With a twist of a tattooed wrist and a satisfying pop, a jar of cold mussels was set upon our table. The glass container of fleshy, pre-shelled bivalves looked liked it belonged among the jarred specimens of fetal pigs and dissected frogs on Gil Grissom’s low-lit desk in an early CSI episode. If there were an award for the Least Appetizing Appetizer in the borough, I’d have to nominate this one. So perhaps it’s not surprising that Kiwiana’s smoked and pickled green-lipped mussels ($8) tasted better than they looked. We were instructed to enjoy them on thin slices of sourdough bread smeared with house-churned butter, and this mellowed the assertive flavors of campfire ash and vinegar that overwhelmed the sweetness of the tender mussels. Top Chef contestant Mark Simmons, the New Zealand native who runs the show at Kiwiana, didn’t invent smoked mussels—you can buy them by the jar from gourmet seafood and caviar purveyors. Still, Simmons sets an adventurous tone for his Park Slope restaurant by including such a weird food on his menu. I admire his chutzpa. For lovers of oddball eats, the mussels are a must-try, but the beets with lavender goat’s milk ricotta ($7) are a far more refined choice. The understated floral notes impart extra luxury to the creamy cheese, elevating a run-of-the-mill salad course.

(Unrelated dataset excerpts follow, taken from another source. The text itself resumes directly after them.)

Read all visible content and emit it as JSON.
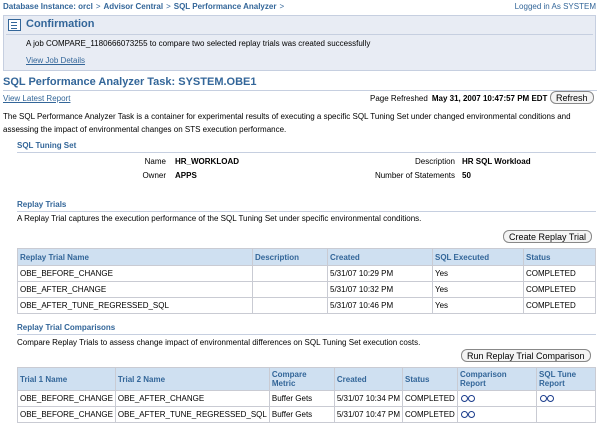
{
  "breadcrumb": {
    "items": [
      "Database Instance: orcl",
      "Advisor Central",
      "SQL Performance Analyzer"
    ],
    "separator": ">"
  },
  "user": {
    "logged_in": "Logged in As SYSTEM"
  },
  "confirmation": {
    "title": "Confirmation",
    "message": "A job COMPARE_1180666073255 to compare two selected replay trials was created successfully",
    "link": "View Job Details"
  },
  "task": {
    "title": "SQL Performance Analyzer Task: SYSTEM.OBE1",
    "view_latest_report": "View Latest Report",
    "page_refreshed_label": "Page Refreshed",
    "page_refreshed_value": "May 31, 2007 10:47:57 PM EDT",
    "refresh_label": "Refresh",
    "description": "The SQL Performance Analyzer Task is a container for experimental results of executing a specific SQL Tuning Set under changed environmental conditions and assessing the impact of environmental changes on STS execution performance."
  },
  "sql_tuning_set": {
    "header": "SQL Tuning Set",
    "name_label": "Name",
    "name_value": "HR_WORKLOAD",
    "owner_label": "Owner",
    "owner_value": "APPS",
    "description_label": "Description",
    "description_value": "HR SQL Workload",
    "statements_label": "Number of Statements",
    "statements_value": "50"
  },
  "replay_trials": {
    "header": "Replay Trials",
    "description": "A Replay Trial captures the execution performance of the SQL Tuning Set under specific environmental conditions.",
    "create_button": "Create Replay Trial",
    "columns": [
      "Replay Trial Name",
      "Description",
      "Created",
      "SQL Executed",
      "Status"
    ],
    "rows": [
      [
        "OBE_BEFORE_CHANGE",
        "",
        "5/31/07 10:29 PM",
        "Yes",
        "COMPLETED"
      ],
      [
        "OBE_AFTER_CHANGE",
        "",
        "5/31/07 10:32 PM",
        "Yes",
        "COMPLETED"
      ],
      [
        "OBE_AFTER_TUNE_REGRESSED_SQL",
        "",
        "5/31/07 10:46 PM",
        "Yes",
        "COMPLETED"
      ]
    ]
  },
  "comparisons": {
    "header": "Replay Trial Comparisons",
    "description": "Compare Replay Trials to assess change impact of environmental differences on SQL Tuning Set execution costs.",
    "run_button": "Run Replay Trial Comparison",
    "columns": [
      "Trial 1 Name",
      "Trial 2 Name",
      "Compare Metric",
      "Created",
      "Status",
      "Comparison Report",
      "SQL Tune Report"
    ],
    "rows": [
      [
        "OBE_BEFORE_CHANGE",
        "OBE_AFTER_CHANGE",
        "Buffer Gets",
        "5/31/07 10:34 PM",
        "COMPLETED"
      ],
      [
        "OBE_BEFORE_CHANGE",
        "OBE_AFTER_TUNE_REGRESSED_SQL",
        "Buffer Gets",
        "5/31/07 10:47 PM",
        "COMPLETED"
      ]
    ],
    "report_icon": "glasses-icon"
  },
  "colors": {
    "accent": "#336699",
    "header_bg": "#cfe0f1",
    "confirm_bg": "#e8ecf4"
  }
}
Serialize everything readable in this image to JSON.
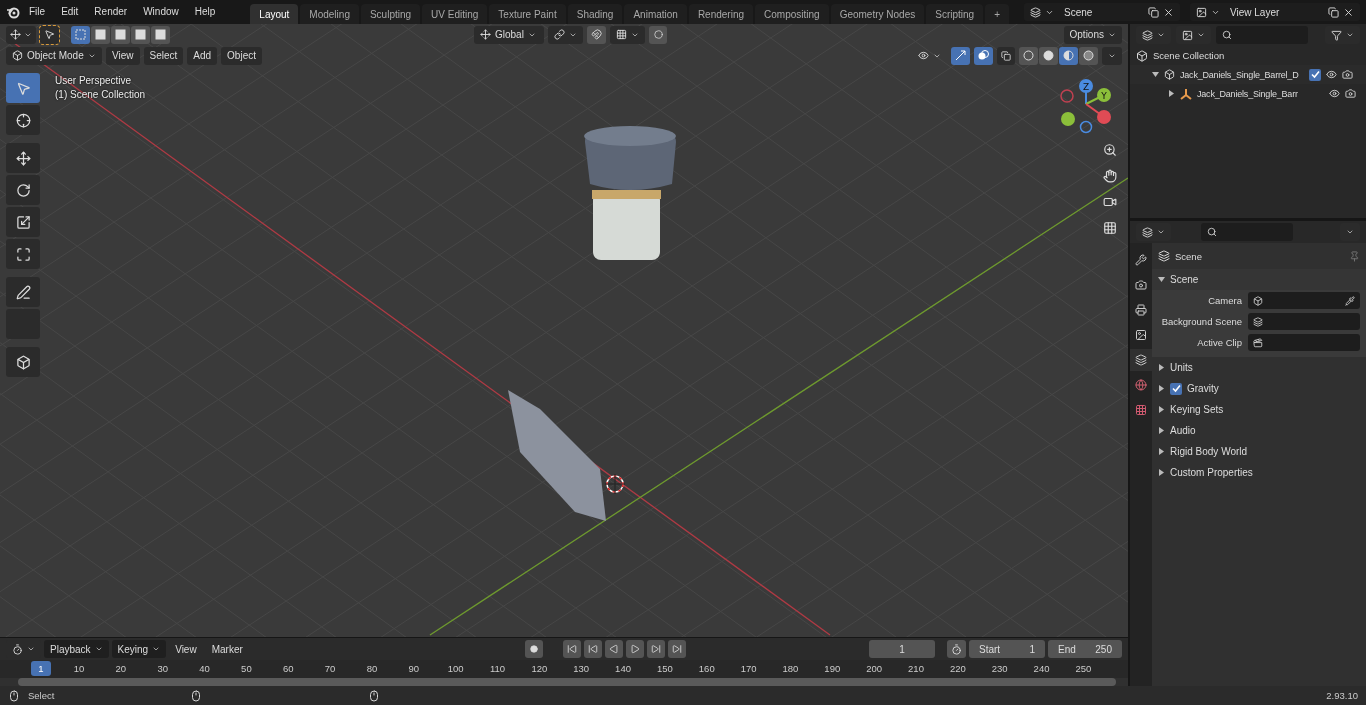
{
  "top_bar": {
    "menus": [
      "File",
      "Edit",
      "Render",
      "Window",
      "Help"
    ],
    "workspaces": [
      {
        "label": "Layout",
        "selected": true
      },
      {
        "label": "Modeling",
        "selected": false
      },
      {
        "label": "Sculpting",
        "selected": false
      },
      {
        "label": "UV Editing",
        "selected": false
      },
      {
        "label": "Texture Paint",
        "selected": false
      },
      {
        "label": "Shading",
        "selected": false
      },
      {
        "label": "Animation",
        "selected": false
      },
      {
        "label": "Rendering",
        "selected": false
      },
      {
        "label": "Compositing",
        "selected": false
      },
      {
        "label": "Geometry Nodes",
        "selected": false
      },
      {
        "label": "Scripting",
        "selected": false
      }
    ],
    "add_tab": "+",
    "scene": "Scene",
    "view_layer": "View Layer"
  },
  "viewport": {
    "select_modes": [
      {
        "selected": true
      },
      {
        "selected": false
      },
      {
        "selected": false
      },
      {
        "selected": false
      },
      {
        "selected": false
      }
    ],
    "orientation": "Global",
    "options": "Options",
    "mode": "Object Mode",
    "menus": [
      "View",
      "Select",
      "Add",
      "Object"
    ],
    "shading_modes": [
      {
        "selected": false
      },
      {
        "selected": false
      },
      {
        "selected": true
      },
      {
        "selected": false
      }
    ],
    "view_name": "User Perspective",
    "collection": "(1) Scene Collection",
    "tools": [
      {
        "selected": true
      },
      {
        "selected": false
      },
      {
        "selected": false
      },
      {
        "selected": false
      },
      {
        "selected": false
      },
      {
        "selected": false
      },
      {
        "selected": false
      },
      {
        "selected": false
      },
      {
        "selected": false
      }
    ],
    "gizmo": {
      "z": "Z",
      "y": "Y"
    }
  },
  "outliner": {
    "root": "Scene Collection",
    "items": [
      {
        "label": "Jack_Daniels_Single_Barrel_D",
        "expanded": true,
        "checked": true,
        "children": [
          {
            "label": "Jack_Daniels_Single_Barr",
            "expanded": false
          }
        ]
      }
    ]
  },
  "properties": {
    "tabs": [
      {
        "selected": false
      },
      {
        "selected": false
      },
      {
        "selected": false
      },
      {
        "selected": false
      },
      {
        "selected": true
      },
      {
        "selected": false
      },
      {
        "selected": false
      }
    ],
    "context": "Scene",
    "panels": [
      {
        "label": "Scene",
        "kind": "plain",
        "expanded": true,
        "fields": [
          {
            "label": "Camera"
          },
          {
            "label": "Background Scene"
          },
          {
            "label": "Active Clip"
          }
        ]
      },
      {
        "label": "Units",
        "kind": "plain",
        "expanded": false
      },
      {
        "label": "Gravity",
        "kind": "checkbox",
        "expanded": false,
        "checked": true
      },
      {
        "label": "Keying Sets",
        "kind": "plain",
        "expanded": false
      },
      {
        "label": "Audio",
        "kind": "plain",
        "expanded": false
      },
      {
        "label": "Rigid Body World",
        "kind": "plain",
        "expanded": false
      },
      {
        "label": "Custom Properties",
        "kind": "plain",
        "expanded": false
      }
    ]
  },
  "timeline": {
    "menus": [
      {
        "label": "Playback",
        "kind": "dropdown"
      },
      {
        "label": "Keying",
        "kind": "dropdown"
      },
      {
        "label": "View",
        "kind": "menu"
      },
      {
        "label": "Marker",
        "kind": "menu"
      }
    ],
    "current_frame": "1",
    "start_label": "Start",
    "start": "1",
    "end_label": "End",
    "end": "250",
    "playhead": "1",
    "ruler": [
      "10",
      "20",
      "30",
      "40",
      "50",
      "60",
      "70",
      "80",
      "90",
      "100",
      "110",
      "120",
      "130",
      "140",
      "150",
      "160",
      "170",
      "180",
      "190",
      "200",
      "210",
      "220",
      "230",
      "240",
      "250"
    ]
  },
  "status_bar": {
    "hint": "Select",
    "version": "2.93.10"
  }
}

Kiwiana is similar to the concept of Americana. It refers to the quirky and often kitschy products, items and icons that signify New Zealand, such as the Marmite used to braise the baby back ribs ($17). Marmite works its way into the décor as well—a couple of containers of the yeasty, salty spread are displayed on a wide wall-mounted dish rack, along with an ample collection of mismatched china. The space feels homey, and the menu does, too. Meaty mains include venison loin with cola-braised cherries ($27) and a traditional stick-to-your-ribs lamb burger with fried egg and pickled beets ($15), served with thick, hand-cut fries that are neatly stacked like Jenga blocks—a gentle reminder of the chef’s Top Chef past. Just as comforting is the vegetable pie, a lightly crisped puff pastry filled with a creamy filling of seasonal vegetables. At $13, it costs more than double the price of a veggie pie at DUB Pies in Windsor Terrace, the borough’s much-loved New Zealand meat pie joint, but Kiwiana’s is half as greasy and twice as nice. As our meal came to an end, I was dared to eat the last mussel left in the jar—an unusually large one, which looked like the lung of a small mammal. I politely decline.